「安心しろ、追っ手は来ない。痛むところはないか?」
低く柔らかな声がした。ひどく聞き覚えがある。
「すみません。まさか、捕まるとは思わなくて」
「王の別邸に忍び込んだそうだな。あまり危険な真似はするなよ。そういうのは俺の仕事なんだ」
ほの暗いランプに照らされた横顔は、ハーランツさんだ。スッと通った鼻筋と整った顔立ち、青い瞳は間違いない。
なぜ、彼がここに?
石の柱に身を隠し、様子をうかがう。
牢の格子越しに少年と話している姿はいつもの柔和な彼ではなかった。敬語を取り払い、凛々しくも危険なオーラをまとっている。

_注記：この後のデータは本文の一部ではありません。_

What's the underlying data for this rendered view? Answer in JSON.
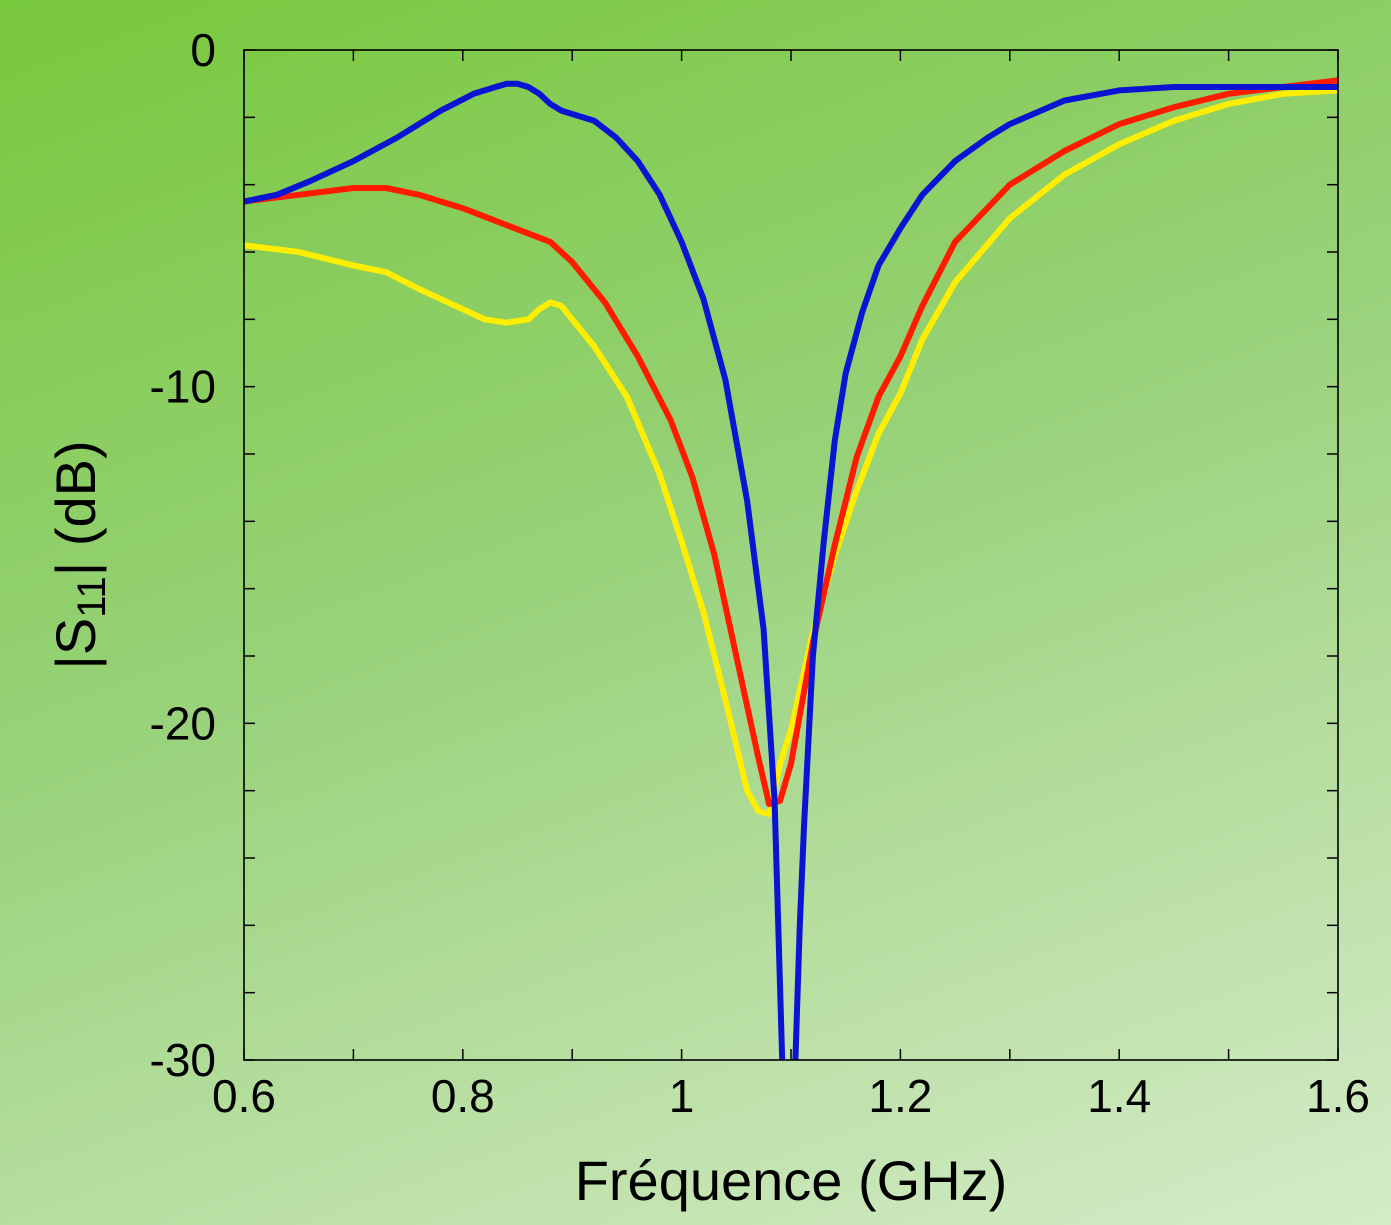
{
  "chart_data": {
    "type": "line",
    "xlabel": "Fréquence (GHz)",
    "ylabel_main": "|S",
    "ylabel_sub": "11",
    "ylabel_tail": "| (dB)",
    "xlim": [
      0.6,
      1.6
    ],
    "ylim": [
      -30,
      0
    ],
    "xticks": [
      0.6,
      0.8,
      1.0,
      1.2,
      1.4,
      1.6
    ],
    "xtick_labels": [
      "0.6",
      "0.8",
      "1",
      "1.2",
      "1.4",
      "1.6"
    ],
    "yticks": [
      0,
      -10,
      -20,
      -30
    ],
    "ytick_labels": [
      "0",
      "-10",
      "-20",
      "-30"
    ],
    "grid": false,
    "series": [
      {
        "color": "#ffee00",
        "x": [
          0.6,
          0.65,
          0.7,
          0.73,
          0.76,
          0.8,
          0.82,
          0.84,
          0.86,
          0.87,
          0.88,
          0.89,
          0.9,
          0.92,
          0.95,
          0.98,
          1.0,
          1.02,
          1.04,
          1.06,
          1.07,
          1.08,
          1.085,
          1.09,
          1.1,
          1.12,
          1.14,
          1.16,
          1.18,
          1.2,
          1.22,
          1.25,
          1.3,
          1.35,
          1.4,
          1.45,
          1.5,
          1.55,
          1.6
        ],
        "y": [
          -5.8,
          -6.0,
          -6.4,
          -6.6,
          -7.1,
          -7.7,
          -8.0,
          -8.1,
          -8.0,
          -7.7,
          -7.5,
          -7.6,
          -8.0,
          -8.8,
          -10.3,
          -12.6,
          -14.6,
          -16.7,
          -19.3,
          -22.0,
          -22.6,
          -22.7,
          -22.0,
          -21.2,
          -20.2,
          -17.3,
          -15.0,
          -13.1,
          -11.4,
          -10.2,
          -8.6,
          -6.9,
          -5.0,
          -3.7,
          -2.8,
          -2.1,
          -1.6,
          -1.3,
          -1.2
        ]
      },
      {
        "color": "#ff1a00",
        "x": [
          0.6,
          0.65,
          0.7,
          0.73,
          0.76,
          0.8,
          0.84,
          0.88,
          0.9,
          0.93,
          0.96,
          0.99,
          1.01,
          1.03,
          1.05,
          1.07,
          1.08,
          1.09,
          1.1,
          1.12,
          1.14,
          1.16,
          1.18,
          1.2,
          1.22,
          1.25,
          1.3,
          1.35,
          1.4,
          1.45,
          1.5,
          1.55,
          1.6
        ],
        "y": [
          -4.5,
          -4.3,
          -4.1,
          -4.1,
          -4.3,
          -4.7,
          -5.2,
          -5.7,
          -6.3,
          -7.5,
          -9.1,
          -11.0,
          -12.7,
          -15.0,
          -18.0,
          -21.0,
          -22.4,
          -22.3,
          -21.2,
          -17.6,
          -14.7,
          -12.1,
          -10.3,
          -9.1,
          -7.6,
          -5.7,
          -4.0,
          -3.0,
          -2.2,
          -1.7,
          -1.3,
          -1.1,
          -0.9
        ]
      },
      {
        "color": "#0a14d2",
        "x": [
          0.6,
          0.63,
          0.66,
          0.7,
          0.74,
          0.78,
          0.81,
          0.83,
          0.84,
          0.85,
          0.86,
          0.87,
          0.88,
          0.89,
          0.9,
          0.92,
          0.94,
          0.96,
          0.98,
          1.0,
          1.02,
          1.04,
          1.06,
          1.075,
          1.085,
          1.092,
          1.097,
          1.1,
          1.104,
          1.108,
          1.112,
          1.12,
          1.13,
          1.14,
          1.15,
          1.165,
          1.18,
          1.2,
          1.22,
          1.25,
          1.28,
          1.3,
          1.35,
          1.4,
          1.45,
          1.5,
          1.55,
          1.6
        ],
        "y": [
          -4.5,
          -4.3,
          -3.9,
          -3.3,
          -2.6,
          -1.8,
          -1.3,
          -1.1,
          -1.0,
          -1.0,
          -1.1,
          -1.3,
          -1.6,
          -1.8,
          -1.9,
          -2.1,
          -2.6,
          -3.3,
          -4.3,
          -5.7,
          -7.4,
          -9.8,
          -13.4,
          -17.2,
          -22.3,
          -30.0,
          -31.0,
          -31.0,
          -30.0,
          -26.0,
          -23.0,
          -18.0,
          -14.6,
          -11.6,
          -9.6,
          -7.8,
          -6.4,
          -5.3,
          -4.3,
          -3.3,
          -2.6,
          -2.2,
          -1.5,
          -1.2,
          -1.1,
          -1.1,
          -1.1,
          -1.1
        ]
      }
    ]
  }
}
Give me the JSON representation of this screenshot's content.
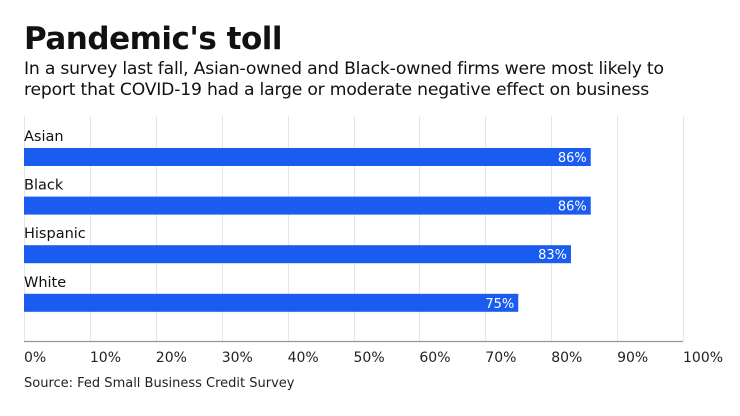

「裏庭に上がれば、城下町に通じている。この時間は郊外への列車もないから、都市の外れに馬車を手配した。お前はそれに乗って帰りなさい」
「そんな。ハーランツ様にご迷惑はかけられません」
「大丈夫だ。俺が直々に処刑したことにしておく。見張りは外で伸びているからな」
ドクンドクンと心臓が脈打つ。
ハーランツさんはあの少年と知り合いだったんだ。逃がすために手助けをしたの?